Me dejaron solo. Llegaron los lápices y el papel, una botella de brandy, un vaso limpio, dos paquetes de cigarrillos y cerillas, e incluso un periódico. Lo coloqué todo en la mesa y me limité a mirarlo durante un tiempo disfrutando de la libertad de tomar o no un trago. Son las pequeñas cosas que hacen tolerable la cárcel. Como una llave. Según lo que se decía, prácticamente habían dejado que Hitler dirigiese Landsberg y, durante su estancia allí, vivió como si estuviera en un hotel en vez de en una penitenciaría. Por supuesto, no tuvo motivos para arrepentirse por el putsch de 1923.

Me tumbé en la cama e intenté relajarme, pero no era fácil en aquella celda. ¿Era por eso por lo que me habían metido aquí? ¿O sólo era una muestra del sentido del humor de los americanos? Intenté no pensar en Adolf Hitler, pero él continuaba levantándose de la mesa, cargado de impaciencia, se acercaba a la ventana y miraba a través de los barrotes con su sempiterna pose de hombre elegido por el destino.

Lo curioso es que yo nunca había pensado de verdad en Hitler. Durante los años en que estaba vivo, intentaba no pensar en él en absoluto; lo tomé por un loco antes de que fuese elegido canciller de Alemania, y después de que lo eligiesen, deseaba que muriese.

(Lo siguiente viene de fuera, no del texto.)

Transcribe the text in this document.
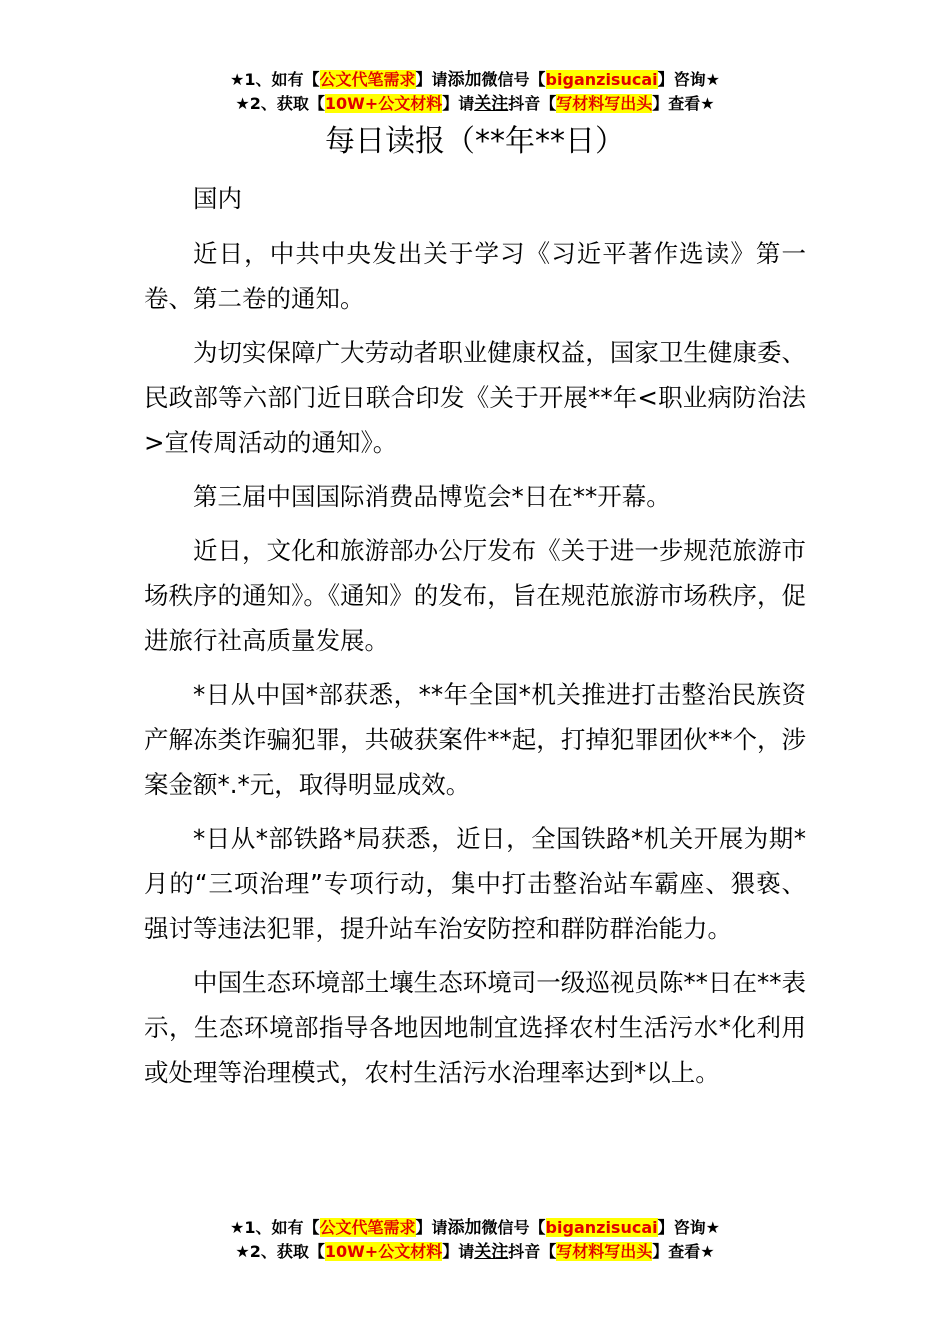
★1、如有【公文代笔需求】请添加微信号【biganzisucai】咨询★
★2、获取【10W+公文材料】请关注抖音【写材料写出头】查看★
每日读报（**年**日）

国内

近日，中共中央发出关于学习《习近平著作选读》第一卷、第二卷的通知。

为切实保障广大劳动者职业健康权益，国家卫生健康委、民政部等六部门近日联合印发《关于开展**年<职业病防治法>宣传周活动的通知》。

第三届中国国际消费品博览会*日在**开幕。

近日，文化和旅游部办公厅发布《关于进一步规范旅游市场秩序的通知》。《通知》的发布，旨在规范旅游市场秩序，促进旅行社高质量发展。

*日从中国*部获悉，**年全国*机关推进打击整治民族资产解冻类诈骗犯罪，共破获案件**起，打掉犯罪团伙**个，涉案金额*.*元，取得明显成效。

*日从*部铁路*局获悉，近日，全国铁路*机关开展为期*月的“三项治理”专项行动，集中打击整治站车霸座、猥亵、强讨等违法犯罪，提升站车治安防控和群防群治能力。

中国生态环境部土壤生态环境司一级巡视员陈**日在**表示，生态环境部指导各地因地制宜选择农村生活污水*化利用或处理等治理模式，农村生活污水治理率达到*以上。

★1、如有【公文代笔需求】请添加微信号【biganzisucai】咨询★
★2、获取【10W+公文材料】请关注抖音【写材料写出头】查看★
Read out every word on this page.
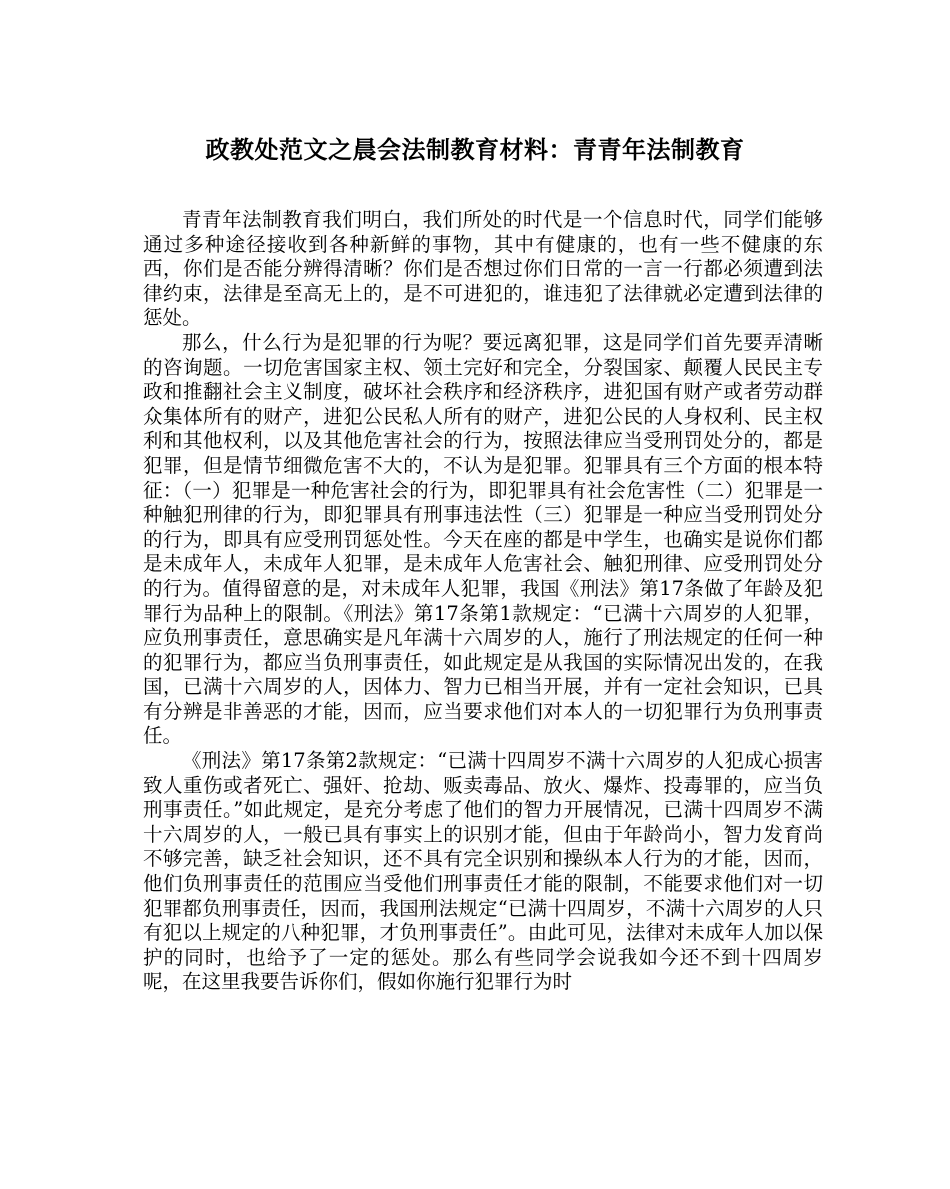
政教处范文之晨会法制教育材料：青青年法制教育

青青年法制教育我们明白，我们所处的时代是一个信息时代，同学们能够通过多种途径接收到各种新鲜的事物，其中有健康的，也有一些不健康的东西，你们是否能分辨得清晰？你们是否想过你们日常的一言一行都必须遭到法律约束，法律是至高无上的，是不可进犯的，谁违犯了法律就必定遭到法律的惩处。

那么，什么行为是犯罪的行为呢？要远离犯罪，这是同学们首先要弄清晰的咨询题。一切危害国家主权、领土完好和完全，分裂国家、颠覆人民民主专政和推翻社会主义制度，破坏社会秩序和经济秩序，进犯国有财产或者劳动群众集体所有的财产，进犯公民私人所有的财产，进犯公民的人身权利、民主权利和其他权利，以及其他危害社会的行为，按照法律应当受刑罚处分的，都是犯罪，但是情节细微危害不大的，不认为是犯罪。犯罪具有三个方面的根本特征：（一）犯罪是一种危害社会的行为，即犯罪具有社会危害性（二）犯罪是一种触犯刑律的行为，即犯罪具有刑事违法性（三）犯罪是一种应当受刑罚处分的行为，即具有应受刑罚惩处性。今天在座的都是中学生，也确实是说你们都是未成年人，未成年人犯罪，是未成年人危害社会、触犯刑律、应受刑罚处分的行为。值得留意的是，对未成年人犯罪，我国《刑法》第17条做了年龄及犯罪行为品种上的限制。《刑法》第17条第1款规定：“已满十六周岁的人犯罪，应负刑事责任，意思确实是凡年满十六周岁的人，施行了刑法规定的任何一种的犯罪行为，都应当负刑事责任，如此规定是从我国的实际情况出发的，在我国，已满十六周岁的人，因体力、智力已相当开展，并有一定社会知识，已具有分辨是非善恶的才能，因而，应当要求他们对本人的一切犯罪行为负刑事责任。

《刑法》第17条第2款规定：“已满十四周岁不满十六周岁的人犯成心损害致人重伤或者死亡、强奸、抢劫、贩卖毒品、放火、爆炸、投毒罪的，应当负刑事责任。”如此规定，是充分考虑了他们的智力开展情况，已满十四周岁不满十六周岁的人，一般已具有事实上的识别才能，但由于年龄尚小，智力发育尚不够完善，缺乏社会知识，还不具有完全识别和操纵本人行为的才能，因而，他们负刑事责任的范围应当受他们刑事责任才能的限制，不能要求他们对一切犯罪都负刑事责任，因而，我国刑法规定“已满十四周岁，不满十六周岁的人只有犯以上规定的八种犯罪，才负刑事责任”。由此可见，法律对未成年人加以保护的同时，也给予了一定的惩处。那么有些同学会说我如今还不到十四周岁呢，在这里我要告诉你们，假如你施行犯罪行为时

Pero ahora que estaba acostado en la misma cama en que, durante nueve meses, estuvo maquinando sus fantasías autocráticas, me resultaba imposible no prestar atención al hombre de ojos azules que miraba por la ventana.

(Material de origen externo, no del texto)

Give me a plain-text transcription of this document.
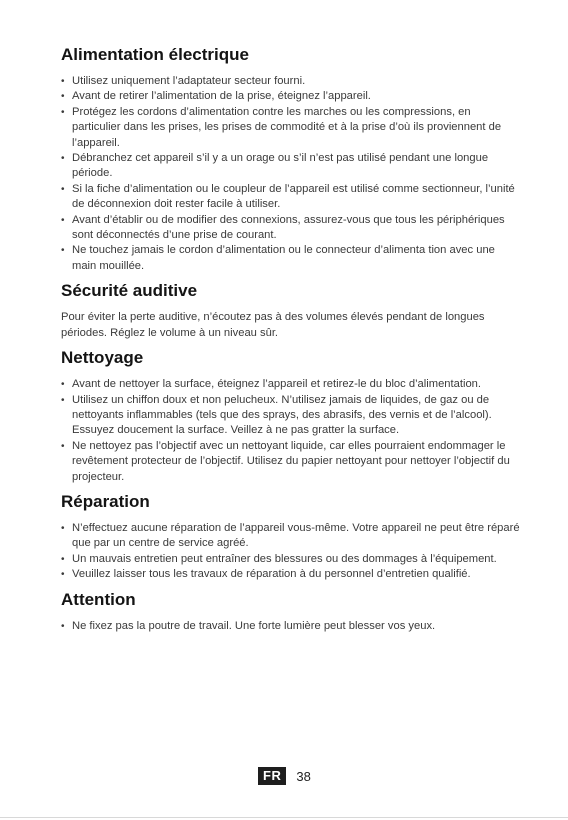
Alimentation électrique
• Utilisez uniquement l’adaptateur secteur fourni.
• Avant de retirer l’alimentation de la prise, éteignez l’appareil.
• Protégez les cordons d’alimentation contre les marches ou les compressions, en particulier dans les prises, les prises de commodité et à la prise d’où ils proviennent de l’appareil.
• Débranchez cet appareil s’il y a un orage ou s’il n’est pas utilisé pendant une longue période.
• Si la fiche d’alimentation ou le coupleur de l’appareil est utilisé comme sectionneur, l’unité de déconnexion doit rester facile à utiliser.
• Avant d’établir ou de modifier des connexions, assurez-vous que tous les périphériques sont déconnectés d’une prise de courant.
• Ne touchez jamais le cordon d’alimentation ou le connecteur d’alimenta tion avec une main mouillée.
Sécurité auditive

Pour éviter la perte auditive, n’écoutez pas à des volumes élevés pendant de longues périodes. Réglez le volume à un niveau sûr.

Nettoyage
• Avant de nettoyer la surface, éteignez l’appareil et retirez-le du bloc d’alimentation.
• Utilisez un chiffon doux et non pelucheux. N’utilisez jamais de liquides, de gaz ou de nettoyants inflammables (tels que des sprays, des abrasifs, des vernis et de l’alcool). Essuyez doucement la surface. Veillez à ne pas gratter la surface.
• Ne nettoyez pas l’objectif avec un nettoyant liquide, car elles pourraient endommager le revêtement protecteur de l’objectif. Utilisez du papier nettoyant pour nettoyer l’objectif du projecteur.
Réparation
• N’effectuez aucune réparation de l’appareil vous-même. Votre appareil ne peut être réparé que par un centre de service agréé.
• Un mauvais entretien peut entraîner des blessures ou des dommages à l’équipement.
• Veuillez laisser tous les travaux de réparation à du personnel d’entretien qualifié.
Attention
• Ne fixez pas la poutre de travail. Une forte lumière peut blesser vos yeux.
FR	38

Mientras lo miraba, se sentó de nuevo a la mesa, cogió una estilográfica y comenzó a escribir, llenando las hojas de papel con una escritura furiosa y barriendo cada página de la mesa y arrojándola al suelo cada vez que acababa, y yo las recogía y leía lo que había escrito. Al principio las frases no tenían ningún sentido; pero poco a poco se hicieron más coherentes, ofreciendo atisbos del extraordinario fenómeno que era la mente de Hitler. Todo lo que escribía estaba basado en su incontrovertible lógica y servía como una perfecta guía para la ejecución del mal, elaborada hasta el último detalle. Era como estar sentado en la misma celda de manicomio que el enloquecido doctor Mabuse, junto con los fantasmas de todos aquellos que había exterminado, mirando cómo escribía su testamento criminal.

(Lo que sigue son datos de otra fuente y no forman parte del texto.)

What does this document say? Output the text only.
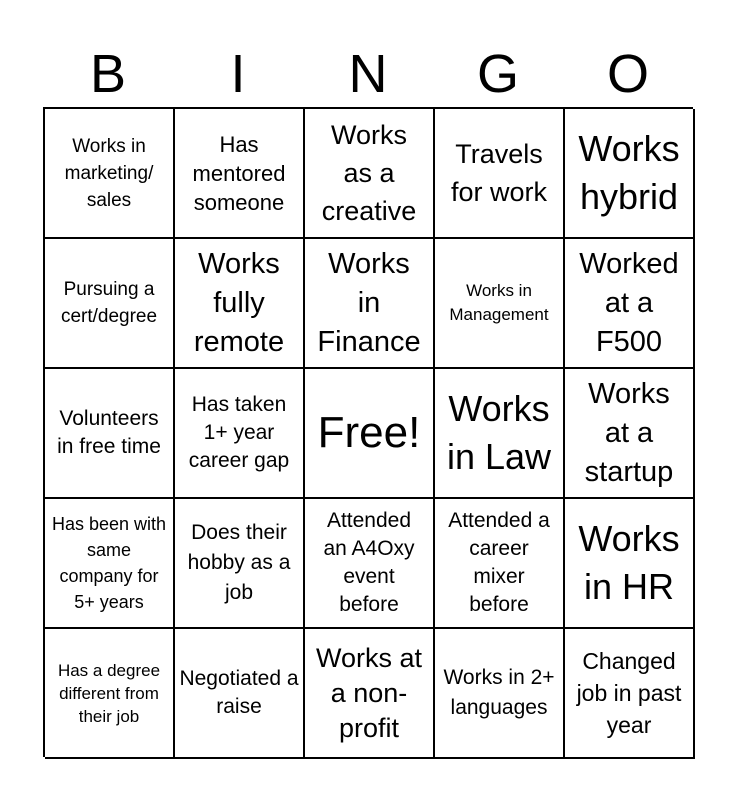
B	I	N	G	O
Works in marketing/ sales
Has mentored someone
Works as a creative
Travels for work
Works hybrid
Pursuing a cert/degree
Works fully remote
Works in Finance
Works in Management
Worked at a F500
Volunteers in free time
Has taken 1+ year career gap
Free! Works in Law
Works at a startup
Has been with same company for 5+ years
Does their hobby as a job
Attended an A4Oxy event before
Attended a career mixer before
Works in HR
Has a degree different from their job
Negotiated a raise
Works at a non-profit
Works in 2+ languages
Changed job in past year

Por fin dejó de escribir y, reclinado en la silla, se volvió hacia mí. Con la sensación de que ésta era mi oportunidad de ponerlo en la picota, intenté formularle alguna pregunta del tipo de las que Robert Jackson, el fiscal americano de Nuremberg, podría haberle hecho. Pero era más difícil de lo que había imaginado. Pero fui incapaz de formular ni una sola pregunta que fuera más allá de un simple «por qué»; y aún estaba luchando con esta idea cuando él me habló.

– Entonces, ¿qué pasó después?

Intenté contener un bostezo.

– ¿Se refiere a cuando dejé Le Vernet?